In the Asian-European session I presented the Personal Relative COVID Risk Modellling Tool that estimates the COVID death risk in a particular indoor exposure scenario described by certain exposure factors relative to another, reference scenario. This model is a simple-to-use 3 sheet Excel Workbook and the following short example is actually an introduction to how you can use it and what for. I therefore suggest that you download it, so that you can view and play around with it as you read on.

Personal relative COVID risk modelling tool and data.GENERAL_PERSONAL_CASE

The model assumes that the effects of the four input factors – personal (physiological and behavioural), microenvironmental (inhalation and dermal), social and epidemiological – on the risk are multiplicative, i.e. doubling or zeroing any factor would double or zero the overall risk.  Consequently the model cannot compare scenarios where any of the exposure factors is zero.  This tool does not estimate an absolute risk, its output is the ratio of a case scenario risk to the reference scenario risk. 

  • On top left of the Excel sheet, rows 2 through 7, are brief user instructions.
  • Below is the simple model itself with the input values on column E in red and model calculated intermediate values on column F and exposure factor values on column G in black.
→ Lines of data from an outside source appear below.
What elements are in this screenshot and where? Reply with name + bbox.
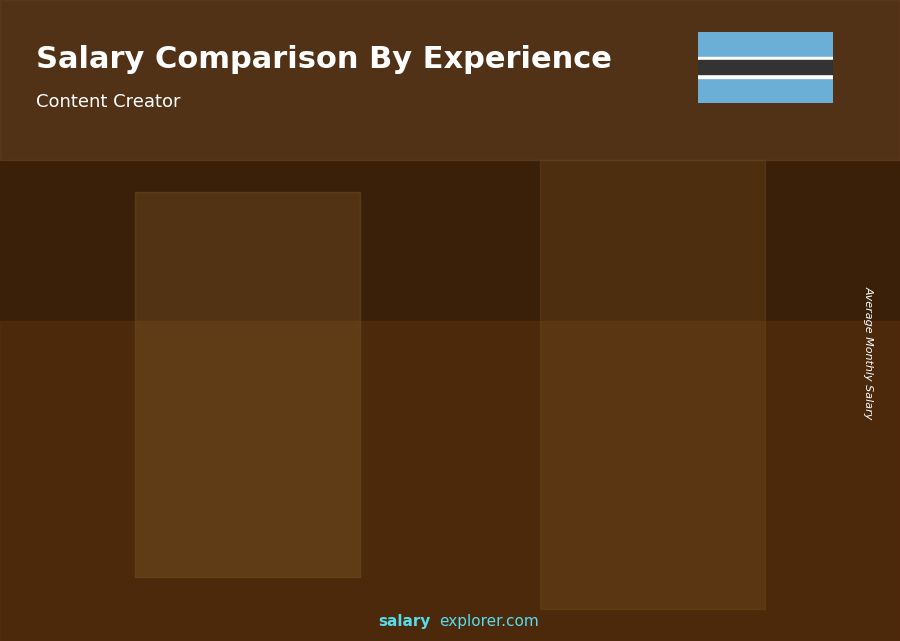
Bar — [0, 320, 900, 641]
Text: salary: salary — [378, 615, 430, 629]
Polygon shape — [785, 256, 797, 558]
Bar — [0, 0, 900, 160]
Text: Salary Comparison By Experience: Salary Comparison By Experience — [36, 45, 612, 74]
Bar — [540, 160, 765, 609]
Bar — [698, 60, 832, 74]
Polygon shape — [578, 296, 670, 302]
Text: +nan%: +nan% — [357, 315, 428, 333]
Polygon shape — [67, 497, 158, 499]
Text: +nan%: +nan% — [485, 261, 555, 279]
Text: 0 BWP: 0 BWP — [22, 483, 64, 496]
Polygon shape — [529, 349, 542, 558]
Bar — [706, 263, 785, 558]
Polygon shape — [450, 349, 542, 354]
Bar — [135, 192, 360, 577]
Text: +nan%: +nan% — [102, 423, 172, 442]
Bar — [67, 499, 146, 558]
Text: 0 BWP: 0 BWP — [149, 444, 192, 457]
Text: +nan%: +nan% — [613, 221, 683, 238]
Polygon shape — [657, 296, 670, 558]
Text: Average Monthly Salary: Average Monthly Salary — [863, 286, 874, 419]
Polygon shape — [194, 456, 286, 460]
Text: 0 BWP: 0 BWP — [661, 247, 703, 260]
Bar — [578, 302, 657, 558]
Bar — [698, 57, 832, 78]
Polygon shape — [706, 256, 797, 263]
Text: explorer.com: explorer.com — [439, 615, 539, 629]
Polygon shape — [322, 396, 414, 401]
Polygon shape — [401, 396, 414, 558]
Bar — [450, 354, 529, 558]
Text: 0 BWP: 0 BWP — [533, 287, 575, 299]
Text: +nan%: +nan% — [230, 363, 300, 381]
Text: Content Creator: Content Creator — [36, 93, 181, 111]
Bar — [322, 401, 401, 558]
Text: 0 BWP: 0 BWP — [405, 339, 447, 352]
Polygon shape — [274, 456, 286, 558]
Bar — [194, 460, 274, 558]
Text: 0 BWP: 0 BWP — [277, 385, 320, 398]
Polygon shape — [146, 497, 158, 558]
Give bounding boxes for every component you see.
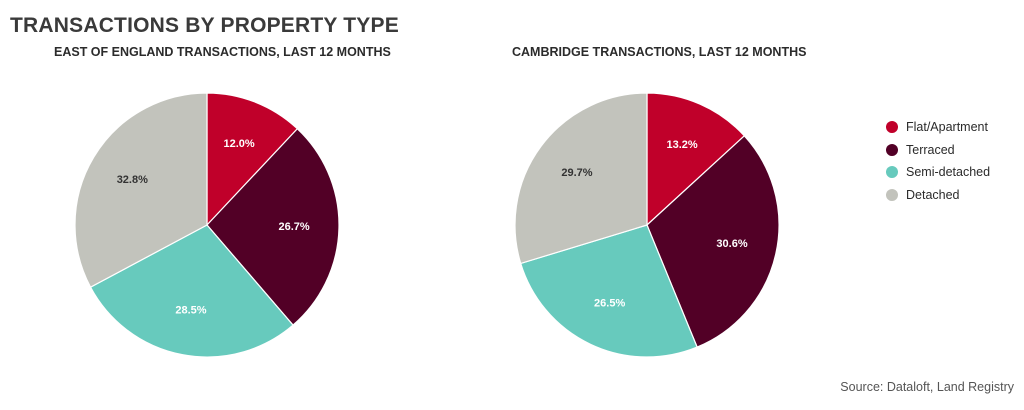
pie-label-cambridge-terraced: 30.6% [716, 238, 747, 250]
chart-title-cambridge: CAMBRIDGE TRANSACTIONS, LAST 12 MONTHS [512, 45, 807, 59]
source-note: Source: Dataloft, Land Registry [840, 380, 1014, 394]
pie-label-east-of-england-semi-detached: 28.5% [175, 305, 206, 317]
legend-swatch-flat-apartment [886, 121, 898, 134]
pie-label-east-of-england-flat-apartment: 12.0% [223, 138, 254, 150]
pie-slice-east-of-england-semi-detached [89, 224, 294, 358]
legend-swatch-terraced [886, 143, 898, 156]
pie-slice-cambridge-flat-apartment [646, 92, 746, 227]
chart-title-east-of-england: EAST OF ENGLAND TRANSACTIONS, LAST 12 MO… [54, 45, 391, 59]
legend-swatch-detached [886, 188, 898, 201]
pie-slice-cambridge-semi-detached [519, 224, 698, 358]
legend-label: Flat/Apartment [906, 120, 988, 135]
legend: Flat/Apartment Terraced Semi-detached De… [886, 116, 990, 206]
pie-slice-east-of-england-terraced [206, 127, 340, 326]
legend-item-flat-apartment: Flat/Apartment [886, 116, 990, 139]
pie-slice-cambridge-detached [514, 92, 648, 265]
pie-slice-east-of-england-detached [74, 92, 208, 288]
legend-swatch-semi-detached [886, 166, 898, 179]
page-title: TRANSACTIONS BY PROPERTY TYPE [10, 14, 399, 37]
legend-item-detached: Detached [886, 184, 990, 207]
pie-label-cambridge-semi-detached: 26.5% [594, 298, 625, 310]
pie-label-cambridge-detached: 29.7% [561, 167, 592, 179]
legend-item-semi-detached: Semi-detached [886, 161, 990, 184]
pie-slice-east-of-england-flat-apartment [206, 92, 299, 227]
pie-label-cambridge-flat-apartment: 13.2% [666, 139, 697, 151]
pie-label-east-of-england-detached: 32.8% [117, 174, 148, 186]
legend-label: Detached [906, 187, 960, 202]
legend-label: Terraced [906, 142, 955, 157]
pie-slice-cambridge-terraced [646, 135, 780, 348]
legend-item-terraced: Terraced [886, 139, 990, 162]
legend-label: Semi-detached [906, 165, 991, 180]
pie-label-east-of-england-terraced: 26.7% [278, 221, 309, 233]
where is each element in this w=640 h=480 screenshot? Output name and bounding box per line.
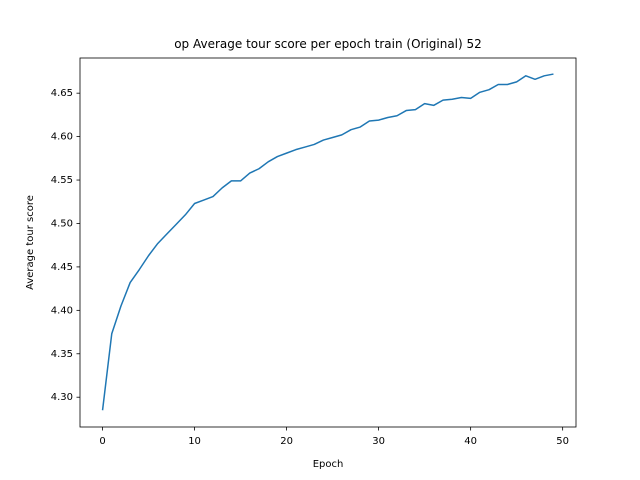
- y-tick-label: 4.60: [51, 132, 73, 143]
- x-tick-label: 40: [464, 436, 477, 447]
- x-tick-label: 0: [99, 436, 105, 447]
- series-line: [101, 73, 554, 411]
- y-tick-label: 4.40: [51, 305, 73, 316]
- y-axis-label: Average tour score: [25, 195, 36, 290]
- y-tick-label: 4.45: [51, 262, 73, 273]
- plot-area-frame: [79, 57, 577, 428]
- x-axis-label: Epoch: [313, 459, 344, 470]
- x-tick-label: 20: [280, 436, 293, 447]
- x-axis-ticks: 0 10 20 30 40 50: [99, 427, 569, 447]
- y-tick-label: 4.35: [51, 349, 73, 360]
- x-tick-label: 30: [372, 436, 385, 447]
- y-tick-label: 4.65: [51, 88, 73, 99]
- y-tick-label: 4.30: [51, 392, 73, 403]
- x-tick-label: 50: [556, 436, 569, 447]
- y-tick-label: 4.50: [51, 218, 73, 229]
- y-tick-label: 4.55: [51, 175, 73, 186]
- x-tick-label: 10: [188, 436, 201, 447]
- y-axis-ticks: 4.30 4.35 4.40 4.45 4.50 4.55 4.60 4.65: [51, 88, 80, 403]
- chart-title: op Average tour score per epoch train (O…: [174, 37, 482, 51]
Enter data only in the red cells.
  • To the right, I13…AB54 ,you find background data and link suggestions that you may use to choose input values for the model.

This is the first sheet, the General Reference sheet.  Its input data in the example represent European population level conditions in the summer of 2020.  In the model these data produce a reference risk of 5.05E-10.  This is merely a dimensionless numerical reference value.
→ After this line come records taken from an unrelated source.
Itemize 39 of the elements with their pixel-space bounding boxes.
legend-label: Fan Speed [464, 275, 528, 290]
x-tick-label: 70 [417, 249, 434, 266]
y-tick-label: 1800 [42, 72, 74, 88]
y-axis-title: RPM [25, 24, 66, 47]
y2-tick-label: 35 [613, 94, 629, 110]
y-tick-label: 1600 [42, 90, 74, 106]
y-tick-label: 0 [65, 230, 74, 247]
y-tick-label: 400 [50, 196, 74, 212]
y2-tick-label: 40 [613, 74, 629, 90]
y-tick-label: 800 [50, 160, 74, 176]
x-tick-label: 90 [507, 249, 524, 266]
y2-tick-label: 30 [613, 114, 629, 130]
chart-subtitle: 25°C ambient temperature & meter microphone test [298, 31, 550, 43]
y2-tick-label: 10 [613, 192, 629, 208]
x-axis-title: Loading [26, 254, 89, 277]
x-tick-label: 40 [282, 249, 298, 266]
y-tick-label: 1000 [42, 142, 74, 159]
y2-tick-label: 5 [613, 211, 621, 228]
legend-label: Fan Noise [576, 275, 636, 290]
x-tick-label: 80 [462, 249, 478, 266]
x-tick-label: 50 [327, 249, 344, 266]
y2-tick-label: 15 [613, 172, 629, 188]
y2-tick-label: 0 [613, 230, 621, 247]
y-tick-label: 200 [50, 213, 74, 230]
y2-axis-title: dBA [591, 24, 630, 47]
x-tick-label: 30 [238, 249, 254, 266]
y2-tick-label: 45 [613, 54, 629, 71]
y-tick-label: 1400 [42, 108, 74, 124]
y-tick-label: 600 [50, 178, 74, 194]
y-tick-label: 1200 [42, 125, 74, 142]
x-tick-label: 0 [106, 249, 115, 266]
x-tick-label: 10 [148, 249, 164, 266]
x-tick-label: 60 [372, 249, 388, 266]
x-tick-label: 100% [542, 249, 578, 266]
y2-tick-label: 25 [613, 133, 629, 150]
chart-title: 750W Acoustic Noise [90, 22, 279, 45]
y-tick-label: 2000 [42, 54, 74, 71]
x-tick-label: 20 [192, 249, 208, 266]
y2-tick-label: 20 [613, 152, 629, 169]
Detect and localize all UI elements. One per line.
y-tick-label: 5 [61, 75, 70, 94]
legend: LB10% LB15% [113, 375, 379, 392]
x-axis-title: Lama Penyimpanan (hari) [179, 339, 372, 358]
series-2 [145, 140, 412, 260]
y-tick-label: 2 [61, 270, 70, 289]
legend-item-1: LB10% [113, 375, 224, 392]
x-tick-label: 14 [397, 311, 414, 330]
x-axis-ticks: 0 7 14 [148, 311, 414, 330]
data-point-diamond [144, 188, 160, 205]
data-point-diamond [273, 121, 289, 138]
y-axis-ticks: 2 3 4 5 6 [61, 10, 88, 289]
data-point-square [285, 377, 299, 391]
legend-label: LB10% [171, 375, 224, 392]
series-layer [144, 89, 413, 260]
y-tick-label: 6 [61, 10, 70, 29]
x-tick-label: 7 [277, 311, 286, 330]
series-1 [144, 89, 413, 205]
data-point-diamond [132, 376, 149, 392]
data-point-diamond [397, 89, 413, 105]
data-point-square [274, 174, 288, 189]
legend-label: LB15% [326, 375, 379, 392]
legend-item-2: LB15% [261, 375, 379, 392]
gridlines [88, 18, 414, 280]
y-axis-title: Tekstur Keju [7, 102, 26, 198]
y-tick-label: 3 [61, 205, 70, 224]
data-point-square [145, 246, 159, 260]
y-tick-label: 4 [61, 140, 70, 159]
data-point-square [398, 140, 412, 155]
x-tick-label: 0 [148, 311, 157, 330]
The next, Personal Reference sheet represents a set of one individual’s physical, behavioural, microenvironmental and social factors plus the average epidemic factors during one day in July 2020 in Finland.  His age and gender (E15) increase his risk, blood group (E22) reduces it, spacious house (E31), low occupancy (E44, himself and spouse) and low local COVID incidence (E54, July in Kuopio/Finland), pull the risk downwards.  His resulting [local] Personal Reference risk estimate turns out to be only 6 % of the [European] General Reference risk at the same time.

In the third, Personal Case sheet his personal and microenvironmental factors remain unchanged, but his social factors now represent a family reunion – adding 9 visitors who spread the virus into the same exchange air volume and reducing the social distances.  The 50 times higher personal risk that the model predicts from the 9 visitors could be an overestimation, though, because the model treats decreased proximity and decreased air exchange per capita as multiplicaruve risk factors.  My guestimate is that in real indoor settings their sum effect would be less than multiplicative but more than additive.

The local epidemic factor reflects the 44 times higher local COVID incidence in November compared to July in Finland. 

His resulting personal total COVID death risk is now 50 x 44 = 2 200 times higher than in July!

Because the model objective is relative, not absolute risk, its data requirements are smaller and validity does not depend on many rarely measured COVID variables, such as the concentration, virulence or exposure/dose/response of the Sars-COV-2 virus in indoor air and surfaces.

A different limitation of the model is that it only compares the risks from exposures of equal duration in one stationary indoor setting. Scenarios involving different exposure durations and mobility between indoor and outdoor, or different indoor environments fall out of the scope of this model, but can be built up with it.